The Seer frowned.
"Brave men only weep with tears of blood," he said.
Black-deer fell back a step to make room for the widows, who stood motionless and gloomy behind him; they then advanced.
"We are ready," they said, "if our father will permit us, we will bewail our husbands as they deserve."
"Do so," he answered; "the Master of Life sees it, and he will smile on your grief."
Then, a strange scene occurred, which only Indian stoicism could endure without shuddering with horror; these women, arming themselves with knives, cut off several joints of their fingers without uttering a complaint; then, not contented with this sacrifice, they began scarring their faces, arms, and bosoms, so that the blood soon ran down their whole bodies, and they became horrible to look upon. The seer excited and encouraged them by his remarks to give their husbands this proof of their regret, and their exaltation soon attained such a pitch of delirium, that they would eventually have killed themselves, had not the sorcerer checked them. Their companions then approached, took away their weapons, and dragged them off. When they had finally left the spot, the sorcerer addressed the warriors standing motionless and attentive before him—
"The blood shed by the Apache warriors has been ransomed by the Comanche squaws," he said; "the ground is saturated with it; grief can now give way to joy, and my brothers enter their village with heads erect, for the Master of Life is satisfied."
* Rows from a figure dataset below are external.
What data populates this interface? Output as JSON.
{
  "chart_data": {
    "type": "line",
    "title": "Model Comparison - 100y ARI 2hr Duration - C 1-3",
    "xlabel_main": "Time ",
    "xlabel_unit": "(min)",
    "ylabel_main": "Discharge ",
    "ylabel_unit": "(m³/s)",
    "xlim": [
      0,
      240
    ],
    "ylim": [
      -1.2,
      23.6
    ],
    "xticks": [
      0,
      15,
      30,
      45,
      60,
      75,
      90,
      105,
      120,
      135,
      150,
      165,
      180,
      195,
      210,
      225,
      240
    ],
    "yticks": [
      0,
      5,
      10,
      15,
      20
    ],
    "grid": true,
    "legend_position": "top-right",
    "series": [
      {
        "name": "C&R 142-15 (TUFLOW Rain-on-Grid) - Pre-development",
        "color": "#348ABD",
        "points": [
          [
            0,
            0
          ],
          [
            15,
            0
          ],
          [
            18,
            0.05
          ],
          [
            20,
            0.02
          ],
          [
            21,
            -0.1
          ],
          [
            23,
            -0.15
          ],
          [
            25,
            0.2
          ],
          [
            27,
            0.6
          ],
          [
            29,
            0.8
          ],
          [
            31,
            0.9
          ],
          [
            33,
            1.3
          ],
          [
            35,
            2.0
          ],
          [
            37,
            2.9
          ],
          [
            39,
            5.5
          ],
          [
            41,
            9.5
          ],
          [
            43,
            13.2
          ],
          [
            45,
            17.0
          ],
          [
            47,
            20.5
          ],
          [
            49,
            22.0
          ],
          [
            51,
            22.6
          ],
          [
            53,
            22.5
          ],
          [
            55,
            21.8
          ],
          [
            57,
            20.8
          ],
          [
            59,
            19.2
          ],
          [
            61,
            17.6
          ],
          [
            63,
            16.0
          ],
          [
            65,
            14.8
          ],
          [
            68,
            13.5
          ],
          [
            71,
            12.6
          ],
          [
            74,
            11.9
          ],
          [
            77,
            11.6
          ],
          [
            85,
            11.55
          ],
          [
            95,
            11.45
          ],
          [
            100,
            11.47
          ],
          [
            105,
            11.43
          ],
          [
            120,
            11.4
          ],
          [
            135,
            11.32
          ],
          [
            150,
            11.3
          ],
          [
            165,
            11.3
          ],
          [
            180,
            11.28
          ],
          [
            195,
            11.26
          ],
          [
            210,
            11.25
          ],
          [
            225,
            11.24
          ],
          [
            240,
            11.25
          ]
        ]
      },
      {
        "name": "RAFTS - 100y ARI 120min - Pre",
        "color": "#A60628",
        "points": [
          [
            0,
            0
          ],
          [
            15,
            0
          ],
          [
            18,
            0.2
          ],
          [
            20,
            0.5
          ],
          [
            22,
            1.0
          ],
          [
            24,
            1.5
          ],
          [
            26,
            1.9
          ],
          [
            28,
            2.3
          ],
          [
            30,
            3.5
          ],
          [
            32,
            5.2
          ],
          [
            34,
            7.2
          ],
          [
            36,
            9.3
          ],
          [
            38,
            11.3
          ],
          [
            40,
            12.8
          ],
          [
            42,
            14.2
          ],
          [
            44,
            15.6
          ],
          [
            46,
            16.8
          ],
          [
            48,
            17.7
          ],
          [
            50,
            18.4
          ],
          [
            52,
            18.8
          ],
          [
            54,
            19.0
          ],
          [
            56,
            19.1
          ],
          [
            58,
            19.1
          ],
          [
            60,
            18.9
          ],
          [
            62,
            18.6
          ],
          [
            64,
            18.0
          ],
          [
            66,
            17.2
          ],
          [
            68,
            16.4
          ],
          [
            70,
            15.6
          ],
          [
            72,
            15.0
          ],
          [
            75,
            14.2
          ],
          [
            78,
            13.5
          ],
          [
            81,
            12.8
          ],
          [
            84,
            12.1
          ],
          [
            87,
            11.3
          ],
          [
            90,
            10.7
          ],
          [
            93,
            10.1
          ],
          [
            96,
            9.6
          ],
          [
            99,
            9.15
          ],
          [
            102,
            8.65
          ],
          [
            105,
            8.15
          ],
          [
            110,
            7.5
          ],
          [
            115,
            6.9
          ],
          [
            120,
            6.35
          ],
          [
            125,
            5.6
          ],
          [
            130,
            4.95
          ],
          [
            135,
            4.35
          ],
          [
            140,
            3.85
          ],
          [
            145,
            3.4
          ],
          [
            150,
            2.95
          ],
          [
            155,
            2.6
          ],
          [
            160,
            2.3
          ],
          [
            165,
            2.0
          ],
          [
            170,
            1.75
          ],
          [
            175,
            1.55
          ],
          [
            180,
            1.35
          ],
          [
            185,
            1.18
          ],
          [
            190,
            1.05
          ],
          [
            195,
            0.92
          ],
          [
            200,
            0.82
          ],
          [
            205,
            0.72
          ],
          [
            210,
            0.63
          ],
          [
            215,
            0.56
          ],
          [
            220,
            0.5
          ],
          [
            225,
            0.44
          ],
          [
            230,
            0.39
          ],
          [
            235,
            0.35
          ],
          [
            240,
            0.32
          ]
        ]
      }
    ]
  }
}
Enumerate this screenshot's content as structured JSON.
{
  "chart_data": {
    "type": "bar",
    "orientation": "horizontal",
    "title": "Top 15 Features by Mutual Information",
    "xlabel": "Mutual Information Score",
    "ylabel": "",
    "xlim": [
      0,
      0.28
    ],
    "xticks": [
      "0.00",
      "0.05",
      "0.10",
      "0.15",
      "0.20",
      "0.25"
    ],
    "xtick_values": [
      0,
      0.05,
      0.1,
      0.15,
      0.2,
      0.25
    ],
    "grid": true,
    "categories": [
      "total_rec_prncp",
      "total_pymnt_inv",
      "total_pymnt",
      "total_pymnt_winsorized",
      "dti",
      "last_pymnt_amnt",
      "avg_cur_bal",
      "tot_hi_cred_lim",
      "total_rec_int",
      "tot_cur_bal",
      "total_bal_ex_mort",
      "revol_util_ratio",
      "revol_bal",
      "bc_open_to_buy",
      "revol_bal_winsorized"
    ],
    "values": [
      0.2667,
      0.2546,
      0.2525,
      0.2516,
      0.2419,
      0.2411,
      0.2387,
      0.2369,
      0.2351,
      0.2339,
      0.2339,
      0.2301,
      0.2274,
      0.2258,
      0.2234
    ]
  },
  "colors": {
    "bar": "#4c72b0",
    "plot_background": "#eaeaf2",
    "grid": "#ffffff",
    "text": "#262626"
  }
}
Then taking from the hands of the hachesto the totem which the latter had been waving round his head, he stationed himself on the right hand of Black-deer, and entered the village with the warriors, amid the deafening shouts of the crowd, and to the sound of the instruments which had recommenced their infernal charivari.
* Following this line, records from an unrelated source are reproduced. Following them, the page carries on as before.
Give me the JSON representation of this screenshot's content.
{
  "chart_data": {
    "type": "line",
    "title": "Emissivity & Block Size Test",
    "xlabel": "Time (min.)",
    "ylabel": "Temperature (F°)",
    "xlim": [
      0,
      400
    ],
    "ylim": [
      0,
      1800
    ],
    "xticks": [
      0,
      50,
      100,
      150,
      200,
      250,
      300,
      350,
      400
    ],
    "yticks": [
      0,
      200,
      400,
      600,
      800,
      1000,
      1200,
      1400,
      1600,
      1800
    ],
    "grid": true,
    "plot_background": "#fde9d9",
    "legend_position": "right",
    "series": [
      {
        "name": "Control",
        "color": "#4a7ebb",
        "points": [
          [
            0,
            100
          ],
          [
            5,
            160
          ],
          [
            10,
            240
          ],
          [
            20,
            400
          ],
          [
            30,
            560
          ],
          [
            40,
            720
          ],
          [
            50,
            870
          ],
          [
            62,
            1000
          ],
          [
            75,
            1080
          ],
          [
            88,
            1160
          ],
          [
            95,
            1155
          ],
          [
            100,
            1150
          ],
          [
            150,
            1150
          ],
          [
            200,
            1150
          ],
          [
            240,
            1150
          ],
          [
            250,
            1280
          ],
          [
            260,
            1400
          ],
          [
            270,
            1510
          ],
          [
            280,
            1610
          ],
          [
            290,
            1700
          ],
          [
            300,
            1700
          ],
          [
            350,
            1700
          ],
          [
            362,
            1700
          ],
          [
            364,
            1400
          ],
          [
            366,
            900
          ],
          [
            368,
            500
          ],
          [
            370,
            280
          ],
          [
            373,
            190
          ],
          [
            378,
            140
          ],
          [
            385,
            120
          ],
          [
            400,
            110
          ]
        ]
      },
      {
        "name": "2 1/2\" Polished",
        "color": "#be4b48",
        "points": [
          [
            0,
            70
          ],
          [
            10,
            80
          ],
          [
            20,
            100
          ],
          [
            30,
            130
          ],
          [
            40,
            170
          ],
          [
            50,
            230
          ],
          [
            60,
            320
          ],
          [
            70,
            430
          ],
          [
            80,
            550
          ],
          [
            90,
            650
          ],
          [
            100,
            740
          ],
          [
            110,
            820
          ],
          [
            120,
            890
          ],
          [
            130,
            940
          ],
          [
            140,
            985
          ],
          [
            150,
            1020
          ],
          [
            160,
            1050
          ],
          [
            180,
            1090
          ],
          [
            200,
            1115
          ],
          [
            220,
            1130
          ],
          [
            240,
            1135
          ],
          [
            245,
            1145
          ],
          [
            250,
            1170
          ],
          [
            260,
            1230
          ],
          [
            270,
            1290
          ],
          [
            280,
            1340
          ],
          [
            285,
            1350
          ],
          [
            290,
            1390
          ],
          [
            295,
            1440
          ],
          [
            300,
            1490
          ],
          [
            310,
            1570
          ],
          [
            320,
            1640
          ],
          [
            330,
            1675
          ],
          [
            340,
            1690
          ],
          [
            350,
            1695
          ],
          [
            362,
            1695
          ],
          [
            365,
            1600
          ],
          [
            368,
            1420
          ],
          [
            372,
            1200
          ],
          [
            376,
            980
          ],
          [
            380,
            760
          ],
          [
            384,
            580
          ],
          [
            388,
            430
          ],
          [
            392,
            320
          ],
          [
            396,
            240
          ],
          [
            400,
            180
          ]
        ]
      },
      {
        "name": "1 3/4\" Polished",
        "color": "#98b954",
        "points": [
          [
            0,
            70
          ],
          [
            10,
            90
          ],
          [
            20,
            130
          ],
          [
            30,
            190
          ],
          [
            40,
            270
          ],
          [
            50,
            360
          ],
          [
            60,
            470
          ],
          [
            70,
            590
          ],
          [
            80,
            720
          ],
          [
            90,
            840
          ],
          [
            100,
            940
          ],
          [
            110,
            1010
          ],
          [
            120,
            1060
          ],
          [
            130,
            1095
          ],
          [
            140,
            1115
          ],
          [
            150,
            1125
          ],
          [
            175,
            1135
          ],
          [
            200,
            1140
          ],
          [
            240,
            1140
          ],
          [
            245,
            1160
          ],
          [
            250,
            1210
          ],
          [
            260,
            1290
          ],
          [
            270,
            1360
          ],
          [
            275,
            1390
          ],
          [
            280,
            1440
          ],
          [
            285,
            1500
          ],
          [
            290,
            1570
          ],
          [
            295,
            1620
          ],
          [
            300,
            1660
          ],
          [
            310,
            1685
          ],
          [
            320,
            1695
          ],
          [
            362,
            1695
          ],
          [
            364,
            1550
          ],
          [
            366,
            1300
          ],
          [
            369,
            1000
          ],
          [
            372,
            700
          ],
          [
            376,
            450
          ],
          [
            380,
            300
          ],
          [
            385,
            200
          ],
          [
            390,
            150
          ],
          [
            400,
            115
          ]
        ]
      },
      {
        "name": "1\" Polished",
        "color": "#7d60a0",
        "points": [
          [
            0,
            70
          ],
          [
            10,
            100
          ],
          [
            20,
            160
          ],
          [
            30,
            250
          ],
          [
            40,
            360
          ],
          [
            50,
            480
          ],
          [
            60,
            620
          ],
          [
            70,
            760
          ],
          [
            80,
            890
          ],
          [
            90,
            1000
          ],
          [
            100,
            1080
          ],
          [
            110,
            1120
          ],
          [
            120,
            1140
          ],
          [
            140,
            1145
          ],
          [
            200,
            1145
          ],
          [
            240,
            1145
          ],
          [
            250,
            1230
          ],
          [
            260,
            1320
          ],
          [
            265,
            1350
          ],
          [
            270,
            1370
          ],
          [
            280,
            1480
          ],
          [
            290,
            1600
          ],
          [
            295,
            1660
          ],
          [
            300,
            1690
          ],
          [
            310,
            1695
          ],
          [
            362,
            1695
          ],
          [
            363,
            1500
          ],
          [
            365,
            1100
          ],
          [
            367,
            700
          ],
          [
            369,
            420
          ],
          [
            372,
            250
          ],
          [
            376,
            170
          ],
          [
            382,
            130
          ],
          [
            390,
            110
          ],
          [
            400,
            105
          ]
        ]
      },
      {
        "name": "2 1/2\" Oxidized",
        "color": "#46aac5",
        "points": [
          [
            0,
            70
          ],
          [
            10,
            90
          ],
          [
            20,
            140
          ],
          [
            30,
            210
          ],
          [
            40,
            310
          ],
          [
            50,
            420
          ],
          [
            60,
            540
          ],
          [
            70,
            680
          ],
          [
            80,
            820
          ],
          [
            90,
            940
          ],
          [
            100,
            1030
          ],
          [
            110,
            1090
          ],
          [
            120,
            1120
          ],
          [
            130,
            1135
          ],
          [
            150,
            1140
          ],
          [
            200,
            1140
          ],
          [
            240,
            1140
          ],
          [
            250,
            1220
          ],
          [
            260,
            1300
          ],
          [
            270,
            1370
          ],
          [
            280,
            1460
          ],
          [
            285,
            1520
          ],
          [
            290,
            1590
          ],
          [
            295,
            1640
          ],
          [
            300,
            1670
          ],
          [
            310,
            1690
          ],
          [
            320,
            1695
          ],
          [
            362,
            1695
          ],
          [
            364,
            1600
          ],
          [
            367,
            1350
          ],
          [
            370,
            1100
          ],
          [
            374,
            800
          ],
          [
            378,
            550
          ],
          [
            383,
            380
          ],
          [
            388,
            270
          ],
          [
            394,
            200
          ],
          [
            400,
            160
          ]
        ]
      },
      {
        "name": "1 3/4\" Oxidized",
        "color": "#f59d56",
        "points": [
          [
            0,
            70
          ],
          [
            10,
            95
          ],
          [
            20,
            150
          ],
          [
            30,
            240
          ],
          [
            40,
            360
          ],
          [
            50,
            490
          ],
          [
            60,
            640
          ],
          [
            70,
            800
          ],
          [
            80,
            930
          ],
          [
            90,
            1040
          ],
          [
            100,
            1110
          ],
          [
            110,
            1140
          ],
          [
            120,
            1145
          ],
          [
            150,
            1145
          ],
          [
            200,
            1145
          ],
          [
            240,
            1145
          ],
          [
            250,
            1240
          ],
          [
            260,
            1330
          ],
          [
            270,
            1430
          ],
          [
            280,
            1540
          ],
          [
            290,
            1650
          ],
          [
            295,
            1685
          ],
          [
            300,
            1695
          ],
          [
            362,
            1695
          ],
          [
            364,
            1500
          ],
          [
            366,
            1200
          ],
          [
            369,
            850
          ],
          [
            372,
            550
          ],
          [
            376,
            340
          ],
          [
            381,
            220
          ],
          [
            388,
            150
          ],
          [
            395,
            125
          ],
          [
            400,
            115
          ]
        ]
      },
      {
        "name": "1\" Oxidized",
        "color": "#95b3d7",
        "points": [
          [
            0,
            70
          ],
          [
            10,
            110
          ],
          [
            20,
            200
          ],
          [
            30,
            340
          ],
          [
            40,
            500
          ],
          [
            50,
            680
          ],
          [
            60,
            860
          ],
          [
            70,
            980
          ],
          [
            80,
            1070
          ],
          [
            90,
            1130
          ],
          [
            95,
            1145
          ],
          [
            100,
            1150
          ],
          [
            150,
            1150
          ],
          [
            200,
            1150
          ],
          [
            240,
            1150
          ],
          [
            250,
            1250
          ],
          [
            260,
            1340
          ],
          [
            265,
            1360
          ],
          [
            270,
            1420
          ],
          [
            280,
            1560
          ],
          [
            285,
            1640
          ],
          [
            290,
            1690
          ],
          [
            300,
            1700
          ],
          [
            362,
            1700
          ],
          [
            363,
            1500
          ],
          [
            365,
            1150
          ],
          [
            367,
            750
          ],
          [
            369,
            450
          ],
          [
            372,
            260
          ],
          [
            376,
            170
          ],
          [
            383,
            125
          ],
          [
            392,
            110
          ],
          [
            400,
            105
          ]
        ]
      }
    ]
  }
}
The procession marched straight to the great square where the scalp dance was to take place. Loyal Heart and his comrades desired most eagerly to escape this ceremony; but it would have been a great insult to the Indians to do so, and they were compelled to follow the warriors, whether they liked it or not. On passing before the hunter's rancho, they noticed that all the windows were hermetically closed. Doña Jesuita, not at all desirous to witness the cruel sight, had shut herself up; but No Eusebio, whose nerves were probably harder, was standing in the doorway, carelessly smoking his cigarette, and watching the procession defile, which, by Loyal Heart's orders, he had preceded by a few moments, in order to reassure Doña Jesuita as to the result of the engagement.
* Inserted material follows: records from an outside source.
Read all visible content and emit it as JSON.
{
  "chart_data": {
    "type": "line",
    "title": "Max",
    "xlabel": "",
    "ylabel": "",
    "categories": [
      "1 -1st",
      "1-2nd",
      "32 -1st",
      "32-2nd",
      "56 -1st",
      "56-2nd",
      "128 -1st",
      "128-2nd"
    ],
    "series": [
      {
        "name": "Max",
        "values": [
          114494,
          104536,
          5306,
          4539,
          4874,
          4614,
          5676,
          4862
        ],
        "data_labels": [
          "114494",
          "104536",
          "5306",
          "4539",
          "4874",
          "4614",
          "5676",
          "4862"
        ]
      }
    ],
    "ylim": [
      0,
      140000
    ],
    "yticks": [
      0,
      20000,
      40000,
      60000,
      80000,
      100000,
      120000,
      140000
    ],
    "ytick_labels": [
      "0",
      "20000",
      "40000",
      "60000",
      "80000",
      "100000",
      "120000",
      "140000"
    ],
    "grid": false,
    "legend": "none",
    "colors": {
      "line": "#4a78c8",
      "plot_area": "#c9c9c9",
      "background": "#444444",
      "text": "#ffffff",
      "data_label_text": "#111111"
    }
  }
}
When the whole tribe had assembled on the square, the scalp dance commenced. In our previous works we have had occasion to describe this ceremony, so we will say nothing of it here, except that, contrary to the other dances, it is performed by the squaws, and that on this occasion it was Black-deer's newly-married wife who led the dance, in her quality of squaw of the Chief who had commanded the expedition.